A compound is found to contain 23.3% magnesium, 30.7% sulfur, and 46.0% oxygen. What is the empirical formula of this compound?

To find the empirical formula of a compound, follow these steps:

1. Assume that you have 100g of the compound. This means that the percentages can be read as grams. So, you have 23.3g of Magnesium (Mg), 30.7g of Sulfur (S), and 46.0g of Oxygen (O).

2. Convert the mass of each element to moles. The atomic mass of Mg is approximately 24.31g/mol, S is approximately 32.07g/mol, and O is approximately 16.00g/mol.

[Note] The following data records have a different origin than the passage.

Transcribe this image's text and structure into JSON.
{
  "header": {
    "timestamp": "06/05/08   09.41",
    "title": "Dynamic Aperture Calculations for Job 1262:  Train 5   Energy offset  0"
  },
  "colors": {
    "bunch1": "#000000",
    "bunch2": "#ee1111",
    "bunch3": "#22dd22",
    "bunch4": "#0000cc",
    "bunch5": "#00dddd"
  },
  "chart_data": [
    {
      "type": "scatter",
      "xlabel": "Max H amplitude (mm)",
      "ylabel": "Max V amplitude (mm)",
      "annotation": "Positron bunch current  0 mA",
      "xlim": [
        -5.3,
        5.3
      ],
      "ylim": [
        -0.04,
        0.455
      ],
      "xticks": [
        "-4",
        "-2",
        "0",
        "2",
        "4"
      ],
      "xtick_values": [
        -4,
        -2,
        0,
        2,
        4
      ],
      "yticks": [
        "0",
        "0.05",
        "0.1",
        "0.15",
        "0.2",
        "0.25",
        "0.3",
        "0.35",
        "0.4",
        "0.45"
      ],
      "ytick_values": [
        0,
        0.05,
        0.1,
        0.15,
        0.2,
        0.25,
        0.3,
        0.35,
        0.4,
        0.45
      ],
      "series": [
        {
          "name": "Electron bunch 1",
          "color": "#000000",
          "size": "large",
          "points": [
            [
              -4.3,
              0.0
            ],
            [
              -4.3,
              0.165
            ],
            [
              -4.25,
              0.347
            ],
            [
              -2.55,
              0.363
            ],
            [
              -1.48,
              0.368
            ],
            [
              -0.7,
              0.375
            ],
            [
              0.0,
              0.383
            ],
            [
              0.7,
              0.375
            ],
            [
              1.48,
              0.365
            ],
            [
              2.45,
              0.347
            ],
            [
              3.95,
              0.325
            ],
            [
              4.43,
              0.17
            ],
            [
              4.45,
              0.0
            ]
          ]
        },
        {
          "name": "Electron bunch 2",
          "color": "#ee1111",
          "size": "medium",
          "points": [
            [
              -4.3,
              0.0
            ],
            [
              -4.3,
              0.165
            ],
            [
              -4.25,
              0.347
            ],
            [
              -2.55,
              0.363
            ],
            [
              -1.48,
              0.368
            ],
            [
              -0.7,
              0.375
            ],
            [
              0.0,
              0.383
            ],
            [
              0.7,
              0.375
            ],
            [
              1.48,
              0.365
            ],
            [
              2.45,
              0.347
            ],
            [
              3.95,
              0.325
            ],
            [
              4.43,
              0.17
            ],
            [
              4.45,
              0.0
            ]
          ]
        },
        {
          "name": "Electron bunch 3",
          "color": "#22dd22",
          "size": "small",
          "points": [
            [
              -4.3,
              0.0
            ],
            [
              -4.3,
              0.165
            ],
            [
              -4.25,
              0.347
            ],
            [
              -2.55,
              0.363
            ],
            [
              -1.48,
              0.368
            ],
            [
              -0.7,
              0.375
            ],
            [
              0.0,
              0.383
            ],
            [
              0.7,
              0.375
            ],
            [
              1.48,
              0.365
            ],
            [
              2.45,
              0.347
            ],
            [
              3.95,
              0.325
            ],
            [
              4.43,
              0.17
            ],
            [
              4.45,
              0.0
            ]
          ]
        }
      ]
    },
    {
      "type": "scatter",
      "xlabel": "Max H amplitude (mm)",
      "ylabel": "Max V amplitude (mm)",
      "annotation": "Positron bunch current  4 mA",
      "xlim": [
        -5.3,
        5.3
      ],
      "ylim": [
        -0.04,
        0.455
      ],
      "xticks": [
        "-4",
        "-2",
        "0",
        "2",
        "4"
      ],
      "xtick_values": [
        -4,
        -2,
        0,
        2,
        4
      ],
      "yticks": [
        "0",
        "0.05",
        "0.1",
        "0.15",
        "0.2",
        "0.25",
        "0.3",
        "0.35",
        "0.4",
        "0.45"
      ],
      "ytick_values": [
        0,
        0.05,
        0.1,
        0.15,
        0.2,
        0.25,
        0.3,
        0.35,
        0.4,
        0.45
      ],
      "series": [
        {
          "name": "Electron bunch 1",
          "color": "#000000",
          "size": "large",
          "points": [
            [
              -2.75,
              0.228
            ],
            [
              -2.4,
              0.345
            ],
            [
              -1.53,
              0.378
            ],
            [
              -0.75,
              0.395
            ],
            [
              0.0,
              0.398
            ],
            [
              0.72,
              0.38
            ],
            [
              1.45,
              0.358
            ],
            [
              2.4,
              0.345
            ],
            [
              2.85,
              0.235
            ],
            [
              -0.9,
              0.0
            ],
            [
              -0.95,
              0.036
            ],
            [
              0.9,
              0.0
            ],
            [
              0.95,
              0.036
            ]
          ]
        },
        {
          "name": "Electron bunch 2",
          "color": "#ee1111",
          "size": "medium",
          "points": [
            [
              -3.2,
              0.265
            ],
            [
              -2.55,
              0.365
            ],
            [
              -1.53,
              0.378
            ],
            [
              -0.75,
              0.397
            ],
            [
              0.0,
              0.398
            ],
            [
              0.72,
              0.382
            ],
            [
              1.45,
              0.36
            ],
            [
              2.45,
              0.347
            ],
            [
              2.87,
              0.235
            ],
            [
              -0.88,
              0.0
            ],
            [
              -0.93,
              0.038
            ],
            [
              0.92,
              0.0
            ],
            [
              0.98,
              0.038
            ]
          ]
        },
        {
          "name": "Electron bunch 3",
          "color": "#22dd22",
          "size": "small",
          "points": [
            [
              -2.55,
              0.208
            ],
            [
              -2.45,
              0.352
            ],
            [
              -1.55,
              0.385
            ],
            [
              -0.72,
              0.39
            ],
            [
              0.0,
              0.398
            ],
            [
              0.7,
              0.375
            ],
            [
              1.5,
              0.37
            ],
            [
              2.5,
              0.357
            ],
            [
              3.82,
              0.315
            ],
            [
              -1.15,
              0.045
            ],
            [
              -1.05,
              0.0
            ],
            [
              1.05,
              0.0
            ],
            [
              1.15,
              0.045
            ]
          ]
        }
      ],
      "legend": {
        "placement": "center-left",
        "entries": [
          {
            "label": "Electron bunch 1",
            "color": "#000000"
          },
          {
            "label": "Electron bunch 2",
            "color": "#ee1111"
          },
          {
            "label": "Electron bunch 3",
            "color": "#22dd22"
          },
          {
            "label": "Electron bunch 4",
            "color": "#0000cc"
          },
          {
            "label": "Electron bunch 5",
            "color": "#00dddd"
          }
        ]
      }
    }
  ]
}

   Moles of Mg = 23.3g / 24.31g/mol = 0.958 moles Moles of S = 30.7g / 32.07g/mol = 0.957 moles Moles of O = 46.0g / 16.00g/mol = 2.875 moles

3. Divide each mole quantity by the smallest number of moles calculated. In this case, the smallest number is 0.957.

   Ratio of Mg = 0.958 / 0.957 = 1.001 ≈ 1 Ratio of S = 0.957 / 0.957 = 1 Ratio of O = 2.875 / 0.957 = 3.002 ≈ 3

4. The empirical formula is the elements with their respective ratios. So, the empirical formula of the compound is MgSO3.